Budget protests begin in earnest; disabled community rallies in Annapolis
In the middle of August in Annapolis, Lawyer’s Mall typically serves as a quiet, if steamy, corner of the capital where tour groups gather. But politics returned today, as another round of budget cuts drew hundreds of protesters who rallied just steps from the State House. They were representatives of the developmentally disabled community, including some in wheelchairs, who braved the sticky weather to get a message to Gov. Martin O’Malley: “No more cuts.”
The strong showing reflects the level of fear among caregivers, said Laura Howell, executive director of the Maryland Association of Community Services. She said state funding of services for developmentally disabled residents has not kept pace with inflation for years, and they worry the impending budget cuts could make the situation worse.
O’Malley plans to propose about $470 million in budget cuts next week. More than $250 million of the total will be carved from aid to local governments, and the remainder could come from state services like health care. Because funding for public education from kindergarten through high school won’t be affected, the cuts are likely to hit a handful of other services hard.
If budget cuts affect the developmentally disabled community, some caregivers said they might be forced to reduce staffing or discontinue services. Already, about one in three providers serving the developmental disabled has a negative operating margin, Howell said. “They are very scared about what this will mean,” she said. “I hope the governor hears us.”

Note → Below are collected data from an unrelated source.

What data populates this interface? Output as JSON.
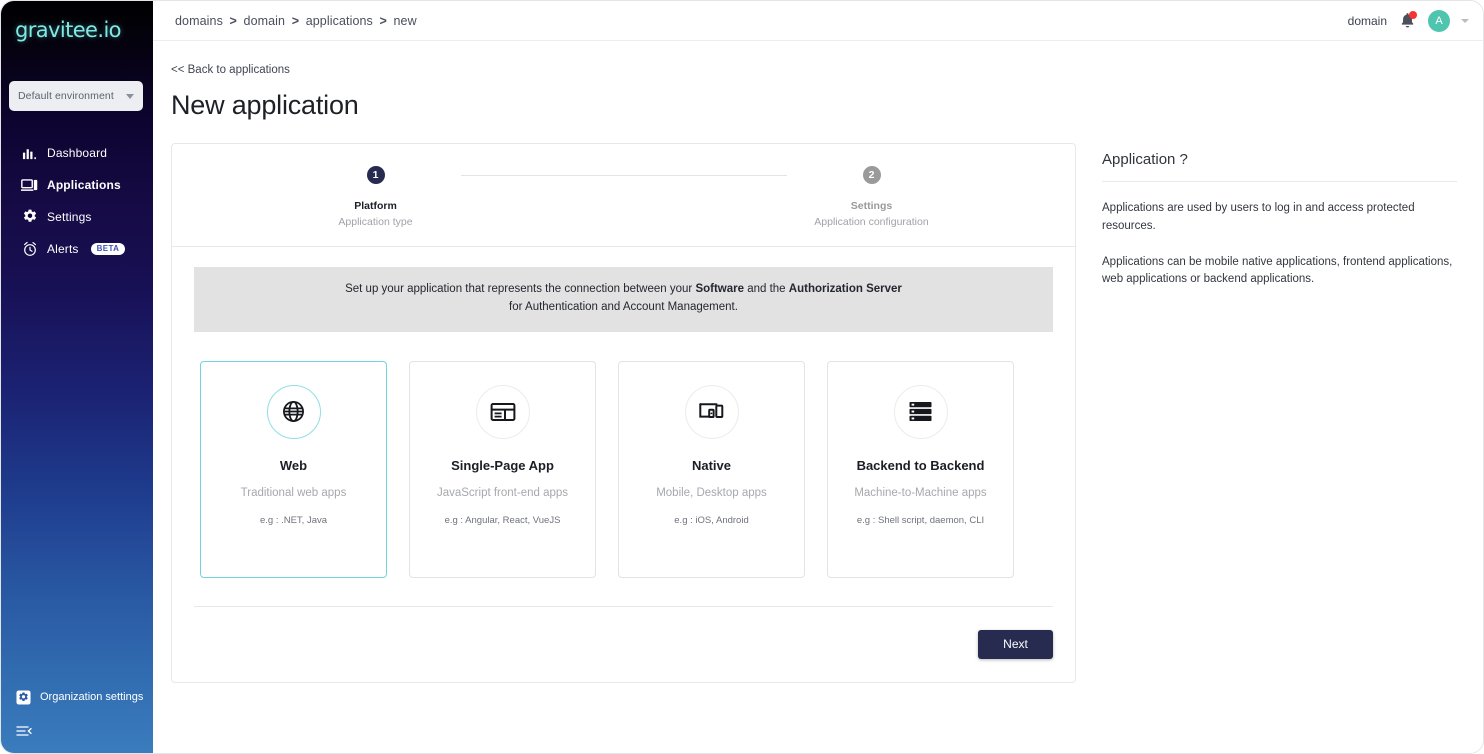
{
  "sidebar": {
    "logo": "gravitee.io",
    "env_selector": {
      "value": "Default environment",
      "caret_icon": "chevron-down-icon"
    },
    "items": [
      {
        "label": "Dashboard",
        "icon": "bar-chart-icon",
        "active": false
      },
      {
        "label": "Applications",
        "icon": "applications-icon",
        "active": true
      },
      {
        "label": "Settings",
        "icon": "gear-icon",
        "active": false
      },
      {
        "label": "Alerts",
        "icon": "alarm-clock-icon",
        "badge": "BETA",
        "active": false
      }
    ],
    "organization_settings": {
      "label": "Organization settings",
      "icon": "gear-square-icon"
    },
    "collapse": {
      "icon": "collapse-menu-icon"
    }
  },
  "topbar": {
    "breadcrumb": [
      "domains",
      "domain",
      "applications",
      "new"
    ],
    "breadcrumb_separator": ">",
    "domain_label": "domain",
    "notification_icon": "bell-icon",
    "notification_dot_color": "#f7322f",
    "avatar_initial": "A",
    "avatar_color": "#4fc4af",
    "caret_icon": "chevron-down-icon"
  },
  "page": {
    "back_link": "<< Back to applications",
    "title": "New application"
  },
  "stepper": {
    "steps": [
      {
        "number": "1",
        "title": "Platform",
        "subtitle": "Application type",
        "state": "active"
      },
      {
        "number": "2",
        "title": "Settings",
        "subtitle": "Application configuration",
        "state": "inactive"
      }
    ]
  },
  "info_banner": {
    "line1_a": "Set up your application that represents the connection between your ",
    "line1_bold1": "Software",
    "line1_b": " and the ",
    "line1_bold2": "Authorization Server",
    "line2": "for Authentication and Account Management."
  },
  "application_types": [
    {
      "name": "Web",
      "description": "Traditional web apps",
      "example": "e.g : .NET, Java",
      "icon": "globe-icon",
      "selected": true
    },
    {
      "name": "Single-Page App",
      "description": "JavaScript front-end apps",
      "example": "e.g : Angular, React, VueJS",
      "icon": "browser-window-icon",
      "selected": false
    },
    {
      "name": "Native",
      "description": "Mobile, Desktop apps",
      "example": "e.g : iOS, Android",
      "icon": "devices-icon",
      "selected": false
    },
    {
      "name": "Backend to Backend",
      "description": "Machine-to-Machine apps",
      "example": "e.g : Shell script, daemon, CLI",
      "icon": "server-stack-icon",
      "selected": false
    }
  ],
  "footer": {
    "next_label": "Next"
  },
  "help": {
    "title": "Application ?",
    "paragraph1": "Applications are used by users to log in and access protected resources.",
    "paragraph2": "Applications can be mobile native applications, frontend applications, web applications or backend applications."
  },
  "colors": {
    "accent_selected": "#6fd6e0",
    "primary_dark": "#262b4f",
    "logo_cyan": "#7fe9e4",
    "banner_bg": "#e2e2e2"
  }
}
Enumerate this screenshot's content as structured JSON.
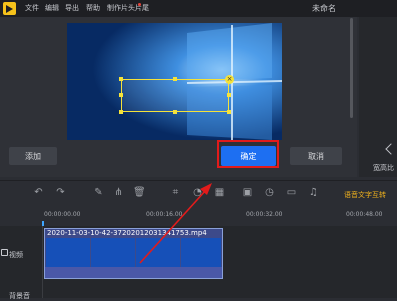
{
  "menu": [
    "文件",
    "编辑",
    "导出",
    "帮助",
    "制作片头片尾"
  ],
  "app_title": "未命名",
  "editor": {
    "add_label": "添加",
    "ok_label": "确定",
    "cancel_label": "取消"
  },
  "right_panel": {
    "aspect_label": "宽高比"
  },
  "toolbar": {
    "voice_label": "语音文字互转"
  },
  "ruler": {
    "timecodes": [
      "00:00:00.00",
      "00:00:16.00",
      "00:00:32.00",
      "00:00:48.00"
    ]
  },
  "tracks": {
    "video_label": "视频",
    "clip_name": "2020-11-03-10-42-37202012031341753.mp4",
    "music_label": "背景音"
  },
  "colors": {
    "accent": "#1d6ff2",
    "highlight": "#e21b1b",
    "voice_label": "#f2b21c"
  }
}
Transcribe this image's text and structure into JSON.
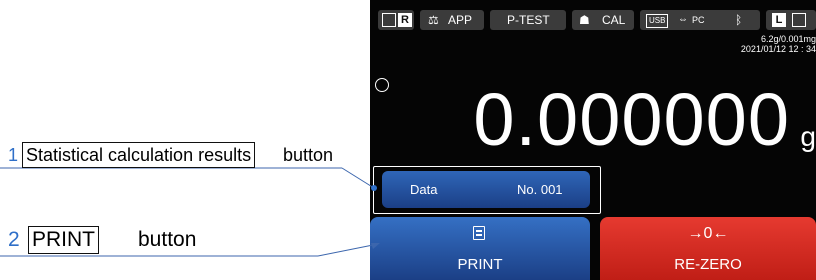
{
  "annotations": {
    "callout1": {
      "number": "1",
      "label": "Statistical calculation results",
      "suffix": "button"
    },
    "callout2": {
      "number": "2",
      "label": "PRINT",
      "suffix": "button"
    },
    "number_color": "#2f6fc8"
  },
  "status_bar": {
    "r_label": "R",
    "app_label": "APP",
    "ptest_label": "P-TEST",
    "cal_label": "CAL",
    "usb_label": "USB",
    "pc_label": "PC",
    "l_label": "L",
    "icons": [
      "square-icon",
      "r-icon",
      "balance-icon",
      "weight-icon",
      "usb-icon",
      "pc-icon",
      "bluetooth-icon",
      "l-icon",
      "square-icon"
    ]
  },
  "spec": "6.2g/0.001mg",
  "datetime": "2021/01/12  12 : 34",
  "reading": {
    "value": "0.000000",
    "unit": "g"
  },
  "data_button": {
    "label": "Data",
    "number": "No. 001"
  },
  "print_button": {
    "label": "PRINT"
  },
  "rezero_button": {
    "glyph": "→0←",
    "label": "RE-ZERO"
  },
  "colors": {
    "blue_button": "#1e4fa0",
    "red_button": "#d42b22",
    "screen": "#050505"
  }
}
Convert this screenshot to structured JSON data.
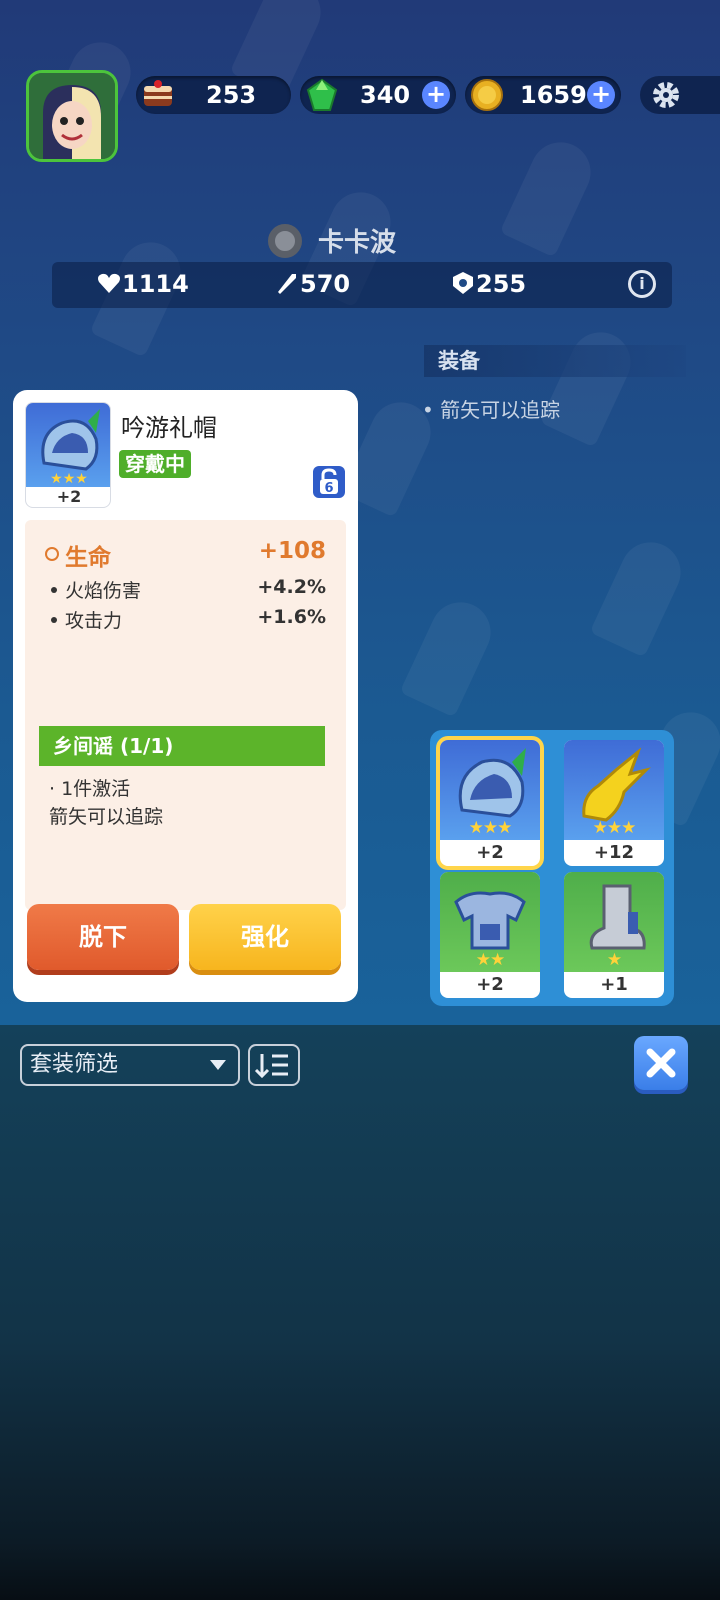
{
  "currency": {
    "cake": "253",
    "gems": "340",
    "coins": "1659"
  },
  "character": {
    "name": "卡卡波",
    "hp": "1114",
    "attack": "570",
    "defense": "255"
  },
  "equip_section": {
    "title": "装备",
    "note": "• 箭矢可以追踪"
  },
  "item": {
    "name": "吟游礼帽",
    "status": "穿戴中",
    "level": "+2",
    "lock_number": "6",
    "main_attr": {
      "label": "生命",
      "value": "+108"
    },
    "sub_attrs": [
      {
        "label": "火焰伤害",
        "value": "+4.2%"
      },
      {
        "label": "攻击力",
        "value": "+1.6%"
      }
    ],
    "set": {
      "name": "乡间谣 (1/1)",
      "line1": "· 1件激活",
      "line2": "箭矢可以追踪"
    },
    "buttons": {
      "remove": "脱下",
      "upgrade": "强化"
    }
  },
  "slots": [
    {
      "level": "+2",
      "stars": 3,
      "icon": "hat-icon",
      "color": "#4a7fe0"
    },
    {
      "level": "+12",
      "stars": 3,
      "icon": "glove-icon",
      "color": "#4a7fe0"
    },
    {
      "level": "+2",
      "stars": 2,
      "icon": "armor-icon",
      "color": "#4fae4a"
    },
    {
      "level": "+1",
      "stars": 1,
      "icon": "boot-icon",
      "color": "#4fae4a"
    }
  ],
  "filter": {
    "label": "套装筛选"
  },
  "colors": {
    "accent_orange": "#e07a2e",
    "worn_green": "#4fae2a",
    "set_green": "#5cb42a"
  }
}
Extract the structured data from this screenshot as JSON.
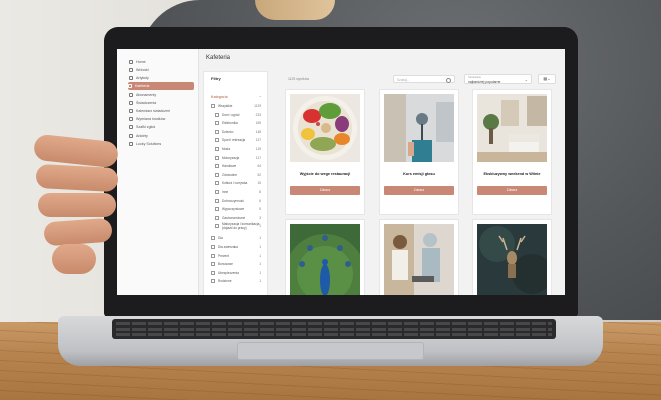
{
  "app": {
    "title": "Kafeteria",
    "sidebar_items": [
      {
        "label": "Home"
      },
      {
        "label": "Wnioski"
      },
      {
        "label": "Artykuły"
      },
      {
        "label": "Kafeteria",
        "active": true
      },
      {
        "label": "Abonamenty"
      },
      {
        "label": "Świadczenia"
      },
      {
        "label": "Kalendarz świadczeń"
      },
      {
        "label": "Wymiana środków"
      },
      {
        "label": "Szafki zgłoś"
      },
      {
        "label": "Ankiety"
      },
      {
        "label": "Lucky Solutions"
      }
    ],
    "filters": {
      "title": "Filtry",
      "category_heading": "Kategoria",
      "categories": [
        {
          "label": "Wszystkie",
          "count": "1129",
          "indent": false
        },
        {
          "label": "Dom i ogród",
          "count": "233",
          "indent": true
        },
        {
          "label": "Elektronika",
          "count": "165",
          "indent": true
        },
        {
          "label": "Dziecko",
          "count": "148",
          "indent": true
        },
        {
          "label": "Sport i rekreacja",
          "count": "137",
          "indent": true
        },
        {
          "label": "Moda",
          "count": "119",
          "indent": true
        },
        {
          "label": "Motoryzacja",
          "count": "117",
          "indent": true
        },
        {
          "label": "Handlowe",
          "count": "64",
          "indent": true
        },
        {
          "label": "Zdrowotne",
          "count": "52",
          "indent": true
        },
        {
          "label": "Kultura i rozrywka",
          "count": "15",
          "indent": true
        },
        {
          "label": "Inne",
          "count": "8",
          "indent": true
        },
        {
          "label": "Dobroczynność",
          "count": "6",
          "indent": true
        },
        {
          "label": "Wypoczynkowe",
          "count": "5",
          "indent": true
        },
        {
          "label": "Gastronomiczne",
          "count": "3",
          "indent": true
        },
        {
          "label": "Maturyzacja i komunikacja (dojazd do pracy)",
          "count": "1",
          "indent": true
        },
        {
          "label": "Dla",
          "count": "1",
          "indent": false
        },
        {
          "label": "Dla zwierzaka",
          "count": "1",
          "indent": false
        },
        {
          "label": "Prezent",
          "count": "1",
          "indent": false
        },
        {
          "label": "Bonusowe",
          "count": "1",
          "indent": false
        },
        {
          "label": "Ubezpieczenia",
          "count": "1",
          "indent": false
        },
        {
          "label": "Rodzinne",
          "count": "1",
          "indent": false
        }
      ]
    },
    "toolbar": {
      "result_count": "1129 wyników",
      "search_placeholder": "Szukaj...",
      "sort_label": "Sortowanie",
      "sort_value": "najbardziej popularne",
      "view_icon": "grid-icon"
    },
    "cards": [
      {
        "title": "Wyjście do wege restauracji",
        "button": "Zobacz"
      },
      {
        "title": "Kurs emisji głosu",
        "button": "Zobacz"
      },
      {
        "title": "Ekskluzywny weekend w Wilnie",
        "button": "Zobacz"
      }
    ],
    "colors": {
      "accent": "#c98775"
    }
  }
}
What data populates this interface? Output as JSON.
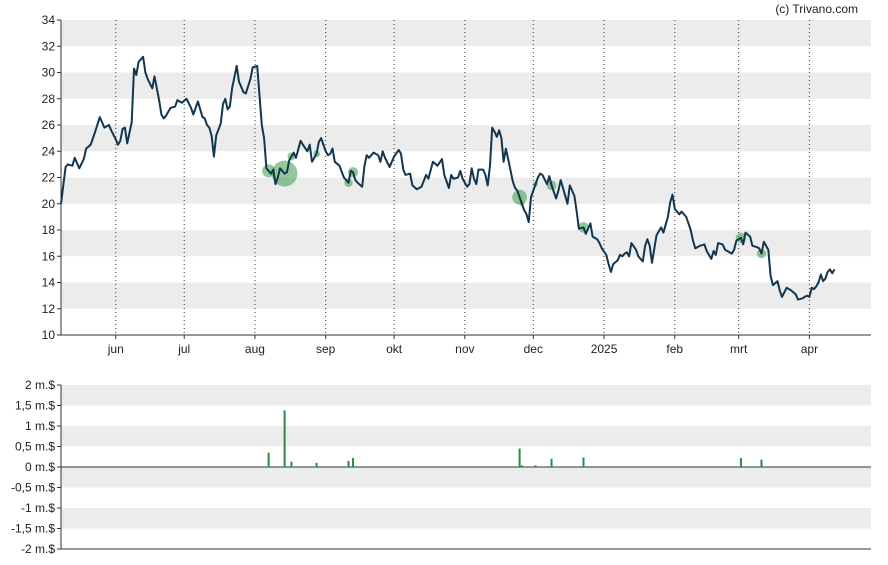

Among those who are worried: Joseph Hallowell, who works at Community Services for Autistic Adults and Children in Montgomery County as a residential counselor, helping those in his care dress, prepare food and take medication. “Even in difficult times, we must keep our promise to our most vulnerable citizens,” he said. “I ask the governor to prevent cuts to a system that just can’t sustain them.”
Details about the budget cuts are sure to emerge in the next few days. And with another $1.5 billion shortfall projected for next year, Lawyer’s Mall could see a lot more budget protest in the coming months.